According to his accounts and those of other hostages, he was also their most hostile prisoner, constantly demanding better food and treatment, arguing about religion and politics with his captors, and teaching other hostages sign language and where to hide messages so they could communicate in private.

He managed to retain a quick wit and a biting sense of humor during his long ordeal. On his last day in Beirut he called the leader of his captors to his room to tell him that he had just heard an erroneous radio report that said he had been freed and that he was in Syria.

“I said, ‘Mahmound, listen to this, I’m not here. I’m gone, girls. I’m on my way to Damascus. And we both laughed,” he told Giovanna DellÓrto, author of “AP Foreign Correspondents in Action: World War II to the Present.”

He later learned that his release was delayed when a third party to whom his kidnappers planned to hand him over left for a date with the party mistress and they had to find someone else.

Anderson’s humor often masked the post-traumatic stress disorder he acknowledged suffering from for years.

“The AP got a couple of British hostage decompression experts, clinical psychiatrists, to advise my wife and me and they were very helpful,” he said in 2018. “But one of the problems I had was that I didn’t recognize the damage. that had been done.

“So when people ask me, you know, ‘Are you over it yet?’ Well I do not know. No, not really. He is there. I don’t think about it much these days, it’s not central to my life. But it is there.”

At the time of his kidnapping, Anderson was engaged to be married and his future wife was six months pregnant with their daughter, Sulome.

The couple married shortly after his release, but divorced a few years later, and although they remained on friendly terms, Anderson and his daughter were separated for years.

“I love my dad very much. My dad has always loved me. I just didn’t know it because he couldn’t show it to me,” Sulome Anderson told the AP in 2017.

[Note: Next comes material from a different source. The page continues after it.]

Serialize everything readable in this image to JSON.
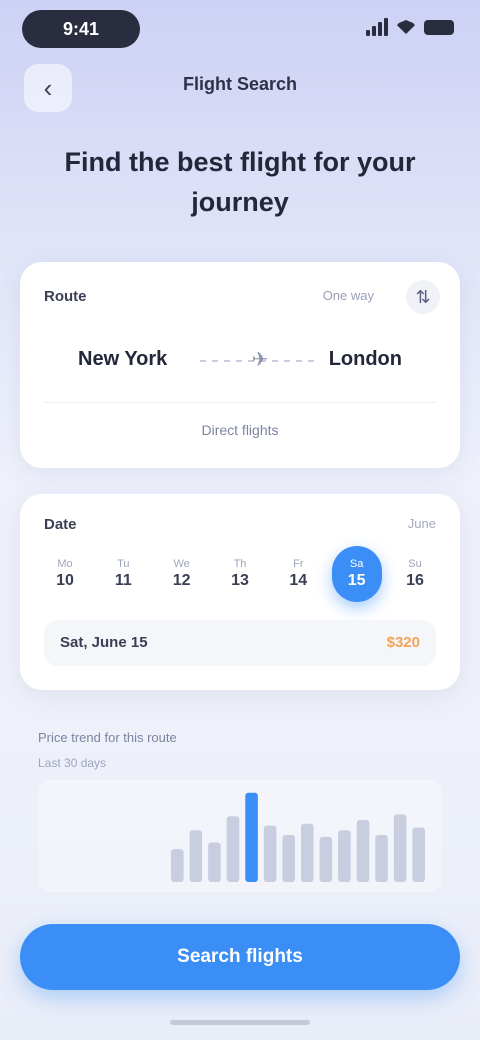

Father and daughter reconciled after the publication of her critically acclaimed 2017 book, “The Hostage’s Daughter,” in which she recounted how she traveled to Lebanon to confront and eventually forgive one of her father’s kidnappers.

“I think he did some extraordinary things, he undertook a very difficult personal journey, but he also accomplished some pretty important journalistic work in doing so,” Anderson said. “He is now a better journalist than me.”

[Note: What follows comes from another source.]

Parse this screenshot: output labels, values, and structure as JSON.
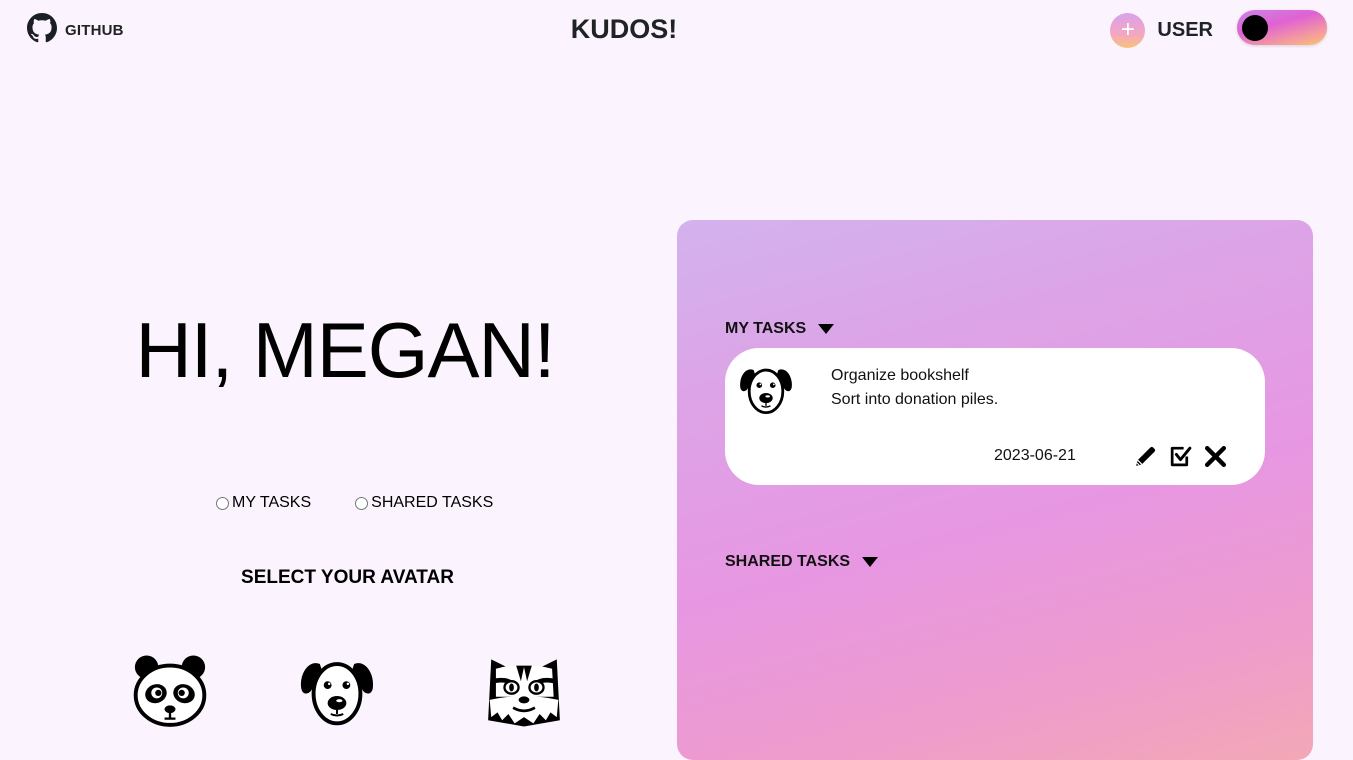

Terry Alan Anderson was born on October 27, 1947. He spent his early childhood years in the small Lake Erie town of Vermilion, Ohio, where his father was a police officer.

After graduating from high school, he turned down a scholarship to the University of Michigan in favor of enlisting in the Marine Corps, where he rose to the rank of sergeant while fighting during the Vietnam War.

After returning home, he enrolled at Iowa State University, where he graduated with a double major in journalism and political science and soon after began working for the AP. She reported from Kentucky, Japan and South Africa before arriving in Lebanon in 1982, just as the country descended into chaos.

“It was actually the most fascinating job I’ve ever had in my life,” he told The Review. “It was intense. The war continues; It was very dangerous in Beirut. A cruel civil war and I lasted about three years before they kidnapped me.”

Anderson was married and divorced three times. In addition to his daughter, she is survived by another daughter, Gabrielle Anderson, from his first marriage.

Memorial arrangements were pending, Sulome Anderson said.